At least source #2 is a real scientific review.  The problem is that it is from 1998 — very old history in a field like this.  But, funny thing: the CTFK document cites that 1998 report extensively.  So what CDC is really doing, by citing CTFK, is trying to hide the fact that all their information traces to 1998 by citing a more recent document that cites the original.  A common sneaky trick used in undergraduate term papers, brought to you by an authoritative voice of our government.

It gets worse.  The first statements that are cited to those three sources are:

A cigar is defined as a roll of tobacco wrapped in leaf tobacco or in a substance that contains tobacco….[1][2]

The three major types of cigars sold in the United States are large cigars, cigarillos, and little cigars.[1][2][3]

There is nothing wrong with the information, of course.  What is baffling is why CDC felt a need to provide a citation for it.  What is even more baffling is that citation #1 does not even provide a definition for cigar; citation #2 probably does, but I am not going to hunt for it.  Interesting, #3 does provide a clear definition — based on tax law — but is not even cited for the first sentence.  There is also clearly no need to cite that second sentence, but if you are going to, it should be to something relevant (like the official tax or regulatory definitions).  Here is a hint for those of you who want to cite a definition:  try a dictionary.

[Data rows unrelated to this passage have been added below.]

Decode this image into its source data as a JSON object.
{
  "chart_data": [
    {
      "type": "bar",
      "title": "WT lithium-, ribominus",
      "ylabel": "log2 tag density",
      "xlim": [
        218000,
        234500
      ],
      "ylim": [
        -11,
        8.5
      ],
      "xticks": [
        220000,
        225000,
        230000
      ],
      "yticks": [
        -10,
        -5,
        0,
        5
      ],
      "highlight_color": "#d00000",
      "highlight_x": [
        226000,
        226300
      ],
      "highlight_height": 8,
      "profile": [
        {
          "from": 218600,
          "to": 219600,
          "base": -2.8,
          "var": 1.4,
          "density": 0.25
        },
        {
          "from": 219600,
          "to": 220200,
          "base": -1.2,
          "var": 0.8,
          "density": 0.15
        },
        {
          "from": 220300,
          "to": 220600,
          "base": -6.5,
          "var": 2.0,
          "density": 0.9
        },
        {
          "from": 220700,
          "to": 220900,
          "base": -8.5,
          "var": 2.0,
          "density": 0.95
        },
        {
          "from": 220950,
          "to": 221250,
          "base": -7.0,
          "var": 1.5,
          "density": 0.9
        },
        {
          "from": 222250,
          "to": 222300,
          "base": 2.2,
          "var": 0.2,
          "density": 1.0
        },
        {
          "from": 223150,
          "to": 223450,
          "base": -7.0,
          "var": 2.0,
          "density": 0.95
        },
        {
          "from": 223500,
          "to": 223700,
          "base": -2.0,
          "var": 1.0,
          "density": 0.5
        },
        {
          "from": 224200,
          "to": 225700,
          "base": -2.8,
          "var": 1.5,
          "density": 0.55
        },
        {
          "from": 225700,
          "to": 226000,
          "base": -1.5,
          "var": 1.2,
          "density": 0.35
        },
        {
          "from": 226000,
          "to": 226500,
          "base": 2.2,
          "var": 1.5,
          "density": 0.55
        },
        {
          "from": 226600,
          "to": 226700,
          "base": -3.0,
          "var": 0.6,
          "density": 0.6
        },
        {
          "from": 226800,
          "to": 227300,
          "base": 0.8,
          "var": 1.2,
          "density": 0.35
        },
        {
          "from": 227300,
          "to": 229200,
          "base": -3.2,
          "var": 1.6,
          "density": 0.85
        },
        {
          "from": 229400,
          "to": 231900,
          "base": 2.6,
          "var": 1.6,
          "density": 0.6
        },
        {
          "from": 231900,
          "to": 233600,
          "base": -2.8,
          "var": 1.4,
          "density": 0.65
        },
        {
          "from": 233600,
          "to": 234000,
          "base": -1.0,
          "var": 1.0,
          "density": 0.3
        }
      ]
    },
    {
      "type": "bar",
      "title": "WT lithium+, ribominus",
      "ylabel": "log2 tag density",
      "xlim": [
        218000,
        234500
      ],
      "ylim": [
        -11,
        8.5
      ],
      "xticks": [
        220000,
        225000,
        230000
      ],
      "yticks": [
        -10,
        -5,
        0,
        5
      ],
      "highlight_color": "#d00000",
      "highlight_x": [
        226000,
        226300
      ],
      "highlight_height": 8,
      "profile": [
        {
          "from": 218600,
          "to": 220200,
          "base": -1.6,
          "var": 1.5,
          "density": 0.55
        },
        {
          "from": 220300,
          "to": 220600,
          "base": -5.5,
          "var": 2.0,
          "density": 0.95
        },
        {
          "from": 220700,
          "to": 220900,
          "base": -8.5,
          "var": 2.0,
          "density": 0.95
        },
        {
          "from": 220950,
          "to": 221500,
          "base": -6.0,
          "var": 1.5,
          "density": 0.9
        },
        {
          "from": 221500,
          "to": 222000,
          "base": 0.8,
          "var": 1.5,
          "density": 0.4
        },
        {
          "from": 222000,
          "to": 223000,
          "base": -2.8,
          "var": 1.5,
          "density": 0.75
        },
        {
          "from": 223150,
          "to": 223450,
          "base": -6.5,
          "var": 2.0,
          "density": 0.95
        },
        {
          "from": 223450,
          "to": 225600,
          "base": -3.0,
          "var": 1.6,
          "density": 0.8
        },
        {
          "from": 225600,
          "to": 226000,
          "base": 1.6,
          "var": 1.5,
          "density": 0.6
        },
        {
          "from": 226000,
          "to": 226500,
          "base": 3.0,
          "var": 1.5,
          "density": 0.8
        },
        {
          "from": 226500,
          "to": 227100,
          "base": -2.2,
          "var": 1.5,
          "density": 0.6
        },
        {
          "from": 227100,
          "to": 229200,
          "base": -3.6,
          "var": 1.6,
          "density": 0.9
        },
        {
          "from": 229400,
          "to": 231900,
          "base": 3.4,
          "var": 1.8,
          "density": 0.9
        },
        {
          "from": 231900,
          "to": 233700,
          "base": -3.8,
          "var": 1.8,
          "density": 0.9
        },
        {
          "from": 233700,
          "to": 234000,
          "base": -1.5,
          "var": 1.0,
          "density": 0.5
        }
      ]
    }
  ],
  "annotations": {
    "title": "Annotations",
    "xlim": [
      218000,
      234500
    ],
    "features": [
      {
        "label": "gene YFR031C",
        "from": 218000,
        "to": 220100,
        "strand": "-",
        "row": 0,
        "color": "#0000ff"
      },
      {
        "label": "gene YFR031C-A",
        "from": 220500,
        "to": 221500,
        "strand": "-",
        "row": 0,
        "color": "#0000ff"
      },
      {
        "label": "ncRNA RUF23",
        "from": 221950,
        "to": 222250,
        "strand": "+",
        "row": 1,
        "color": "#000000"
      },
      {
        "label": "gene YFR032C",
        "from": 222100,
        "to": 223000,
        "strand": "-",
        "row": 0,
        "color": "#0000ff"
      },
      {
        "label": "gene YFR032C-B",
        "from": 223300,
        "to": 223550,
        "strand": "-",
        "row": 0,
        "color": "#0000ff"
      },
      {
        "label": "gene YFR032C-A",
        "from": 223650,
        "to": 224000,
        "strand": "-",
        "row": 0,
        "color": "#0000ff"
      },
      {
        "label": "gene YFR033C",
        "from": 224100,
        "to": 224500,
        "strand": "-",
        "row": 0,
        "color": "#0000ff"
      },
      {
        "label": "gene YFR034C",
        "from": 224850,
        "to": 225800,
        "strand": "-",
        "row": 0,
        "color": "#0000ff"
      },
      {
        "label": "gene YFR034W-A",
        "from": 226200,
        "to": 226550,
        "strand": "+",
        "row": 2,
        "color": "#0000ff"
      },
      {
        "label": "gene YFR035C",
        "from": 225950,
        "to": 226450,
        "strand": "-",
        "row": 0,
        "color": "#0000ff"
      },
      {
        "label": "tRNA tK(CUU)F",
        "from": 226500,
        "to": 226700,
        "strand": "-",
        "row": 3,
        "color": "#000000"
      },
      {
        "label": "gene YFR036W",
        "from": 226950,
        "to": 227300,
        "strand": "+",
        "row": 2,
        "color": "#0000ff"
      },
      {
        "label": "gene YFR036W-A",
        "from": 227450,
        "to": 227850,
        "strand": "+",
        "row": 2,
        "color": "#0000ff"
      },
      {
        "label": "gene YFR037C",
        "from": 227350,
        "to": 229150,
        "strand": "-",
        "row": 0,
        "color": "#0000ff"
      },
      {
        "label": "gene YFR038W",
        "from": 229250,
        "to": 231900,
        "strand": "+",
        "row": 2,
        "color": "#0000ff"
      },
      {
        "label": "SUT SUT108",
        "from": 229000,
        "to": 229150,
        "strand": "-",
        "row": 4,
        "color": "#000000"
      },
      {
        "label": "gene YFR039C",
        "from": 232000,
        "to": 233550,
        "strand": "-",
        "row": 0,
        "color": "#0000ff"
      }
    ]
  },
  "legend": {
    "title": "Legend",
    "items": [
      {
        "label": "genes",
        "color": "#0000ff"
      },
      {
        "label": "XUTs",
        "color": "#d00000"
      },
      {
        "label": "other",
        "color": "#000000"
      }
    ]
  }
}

That is mostly just amusing, but it shows a general lack of seriousness.  More serious, and equally lacking in seriousness, are the series of health and other claims that are also cited to these three sources.  And lest you think I am cherry-picking, there are no other cited sources that provide any health information.  I am not going to go into detail about the claims because, for the reasons noted above, their role in THR is limited.  Suffice it to say that there is a lot of doubt now about the conventional wisdom about the risks that existed in 1998 (that probably sounds a bit familiar for those who know the science about smokeless tobacco).

So, basically, the official word of our government is: “(a) as far as we know, nothing has been learned since 1998; (b) just go read these activists’ position statements because we just defer to them anyway.”